Psoriasis is a condition with a complex ethiopathogenesis (4), classically managed with immunosuppressive therapy and biologic agents. These therapies, however effective, are plagued by long-term adverse effects (5) impacting long-term treatment (6,7), decreasing compliance and increasing self-medication (8).
Complementary and alternative medicine (CAM) is a popular option in self-medicating patients suffering from psoriasis, with 30–40% of patients using or having used these remedies in combination with conventional psoriasis therapy (9). However, the lack of standardization and research on the safety profiles and effects of these products leaves CAM classed as ‘anecdotal evidence’ among dermatologists (5). With these products increasing in popularity, further research is needed to clarify their effects and, hopefully, provide new options to patients suffering from psoriasis.
The purpose of our study was to analyze the effects of the sea buckthorn extract on patients diagnosed with psoriasis.

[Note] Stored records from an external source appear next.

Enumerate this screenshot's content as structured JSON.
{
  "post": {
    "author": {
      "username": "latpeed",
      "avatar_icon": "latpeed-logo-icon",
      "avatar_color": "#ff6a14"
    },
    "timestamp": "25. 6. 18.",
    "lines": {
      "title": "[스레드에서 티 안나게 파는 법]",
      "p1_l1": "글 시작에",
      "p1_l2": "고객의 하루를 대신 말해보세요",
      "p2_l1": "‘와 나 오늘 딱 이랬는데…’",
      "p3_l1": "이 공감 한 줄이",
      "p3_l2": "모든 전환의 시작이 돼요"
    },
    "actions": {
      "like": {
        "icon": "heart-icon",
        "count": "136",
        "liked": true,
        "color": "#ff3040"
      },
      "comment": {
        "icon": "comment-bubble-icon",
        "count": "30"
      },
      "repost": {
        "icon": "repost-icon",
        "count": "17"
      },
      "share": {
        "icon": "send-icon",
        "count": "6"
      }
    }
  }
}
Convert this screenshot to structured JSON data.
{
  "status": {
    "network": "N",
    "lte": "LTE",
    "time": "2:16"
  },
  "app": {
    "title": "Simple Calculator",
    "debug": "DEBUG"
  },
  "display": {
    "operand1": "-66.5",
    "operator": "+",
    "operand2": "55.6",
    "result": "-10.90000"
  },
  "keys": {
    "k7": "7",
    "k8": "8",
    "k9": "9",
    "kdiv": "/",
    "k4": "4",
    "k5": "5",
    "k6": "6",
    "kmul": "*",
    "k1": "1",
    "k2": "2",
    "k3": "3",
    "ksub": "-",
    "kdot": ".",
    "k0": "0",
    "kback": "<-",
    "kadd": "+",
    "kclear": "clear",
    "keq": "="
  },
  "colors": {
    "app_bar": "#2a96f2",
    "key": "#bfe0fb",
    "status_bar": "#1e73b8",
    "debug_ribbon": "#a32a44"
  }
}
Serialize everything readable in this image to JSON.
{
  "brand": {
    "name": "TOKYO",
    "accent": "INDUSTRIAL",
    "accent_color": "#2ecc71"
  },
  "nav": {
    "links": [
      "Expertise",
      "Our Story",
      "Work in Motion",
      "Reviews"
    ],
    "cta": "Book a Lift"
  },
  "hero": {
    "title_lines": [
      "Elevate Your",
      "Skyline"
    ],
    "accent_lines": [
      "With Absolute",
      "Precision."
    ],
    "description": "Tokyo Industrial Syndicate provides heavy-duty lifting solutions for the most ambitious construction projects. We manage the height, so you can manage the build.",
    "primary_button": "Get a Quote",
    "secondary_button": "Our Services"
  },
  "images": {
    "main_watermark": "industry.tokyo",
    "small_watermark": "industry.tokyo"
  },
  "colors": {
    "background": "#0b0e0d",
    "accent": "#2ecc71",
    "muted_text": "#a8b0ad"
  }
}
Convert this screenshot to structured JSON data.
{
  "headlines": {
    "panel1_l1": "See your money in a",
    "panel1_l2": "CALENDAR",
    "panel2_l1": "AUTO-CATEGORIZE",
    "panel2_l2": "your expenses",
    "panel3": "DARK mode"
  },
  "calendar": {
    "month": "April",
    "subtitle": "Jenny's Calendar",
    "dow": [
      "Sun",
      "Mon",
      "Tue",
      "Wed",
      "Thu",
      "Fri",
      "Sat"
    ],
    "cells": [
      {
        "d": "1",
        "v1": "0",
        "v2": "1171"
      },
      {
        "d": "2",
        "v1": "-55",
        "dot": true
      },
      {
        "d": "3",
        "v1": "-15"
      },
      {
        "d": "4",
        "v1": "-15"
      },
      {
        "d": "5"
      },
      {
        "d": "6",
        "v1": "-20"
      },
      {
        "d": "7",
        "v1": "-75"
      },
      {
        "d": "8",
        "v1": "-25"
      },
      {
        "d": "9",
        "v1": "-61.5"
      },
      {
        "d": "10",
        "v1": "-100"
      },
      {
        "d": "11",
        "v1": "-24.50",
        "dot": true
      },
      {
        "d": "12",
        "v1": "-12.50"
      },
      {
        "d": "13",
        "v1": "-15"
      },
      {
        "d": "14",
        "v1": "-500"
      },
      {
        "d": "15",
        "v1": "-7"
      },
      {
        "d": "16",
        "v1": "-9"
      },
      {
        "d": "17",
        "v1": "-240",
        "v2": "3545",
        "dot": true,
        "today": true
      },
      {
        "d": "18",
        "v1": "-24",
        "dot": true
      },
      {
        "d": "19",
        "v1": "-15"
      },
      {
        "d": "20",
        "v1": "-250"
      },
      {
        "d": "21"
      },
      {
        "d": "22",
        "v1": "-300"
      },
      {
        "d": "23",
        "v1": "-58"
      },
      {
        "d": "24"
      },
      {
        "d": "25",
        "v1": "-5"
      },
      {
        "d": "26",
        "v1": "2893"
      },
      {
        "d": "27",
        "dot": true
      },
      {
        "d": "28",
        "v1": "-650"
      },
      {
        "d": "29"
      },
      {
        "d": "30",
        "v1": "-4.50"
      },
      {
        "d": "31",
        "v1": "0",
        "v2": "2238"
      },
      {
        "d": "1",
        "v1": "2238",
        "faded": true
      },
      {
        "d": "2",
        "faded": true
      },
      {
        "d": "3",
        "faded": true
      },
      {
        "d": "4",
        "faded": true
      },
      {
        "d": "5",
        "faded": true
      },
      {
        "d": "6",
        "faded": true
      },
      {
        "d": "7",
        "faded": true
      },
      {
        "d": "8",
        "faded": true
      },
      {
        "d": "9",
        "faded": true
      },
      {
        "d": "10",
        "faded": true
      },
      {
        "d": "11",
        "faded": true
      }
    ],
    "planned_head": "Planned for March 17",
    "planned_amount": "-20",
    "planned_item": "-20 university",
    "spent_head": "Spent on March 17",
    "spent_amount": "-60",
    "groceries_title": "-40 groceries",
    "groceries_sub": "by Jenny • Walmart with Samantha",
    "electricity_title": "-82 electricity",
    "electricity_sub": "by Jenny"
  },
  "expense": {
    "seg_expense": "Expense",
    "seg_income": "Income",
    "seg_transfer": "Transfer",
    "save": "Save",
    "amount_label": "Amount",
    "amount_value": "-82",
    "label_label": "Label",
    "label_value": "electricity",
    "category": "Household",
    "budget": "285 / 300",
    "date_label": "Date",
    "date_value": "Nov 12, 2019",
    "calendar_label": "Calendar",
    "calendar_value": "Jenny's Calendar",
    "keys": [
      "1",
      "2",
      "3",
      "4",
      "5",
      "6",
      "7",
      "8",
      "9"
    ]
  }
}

Pending analysis of its content, sea buckthorn was found to contain more than 190 compounds, including vitamins, fatty acids, amino acids, phenols, terpenes and tannins (10,11). This analysis, combined with anecdotal evidence from traditional medicine, makes sea buckthorn extract a valid candidate for our research.
Materials and methods
In order to obtain the sea buckthorn extract, the fruit of the White Sea Buckthorn was selected. The fruits were washed, then dried at 45°C, mixed and fragmented into large granules, then processed using the high pressure method in order to obtain the oily extract used in this study. The obtained oily extract was suspended in corn oil, and the placebo preparation was made of pure corn oil. The preparation of the final products, both the sea buckthorn preparation and the placebo, were prepared at the Department of Clinical Pharmacology of the ‘Iuliu Hatieganu’ University of Medicine and Pharmacy (Cluj-Napoca, Romania).
The study included 10 patients, who met the following inclusion criteria: i) patients were over 18 years of age; ii) patients presented a Psoriasis Area Severity Index (PASI) score between 1–12; iii) patients presented psoriatic lesions on both right and left sides of the body; iv) patients were not under systemic or topical treatment for psoriasis; v) patients were not suffering from any other comorbidities; vi) patients were willing to participate in the study and signed an informed consent form. The design of this study involving human subjects was approved by the Ethics Committee of ‘Iuliu Hatieganu’ University of Medicine and Pharmacy (Cluj-Napoca, Romania), and it is in accordance with the Declaration of Helsinki. All patients provided written informed consent prior to participation in this study.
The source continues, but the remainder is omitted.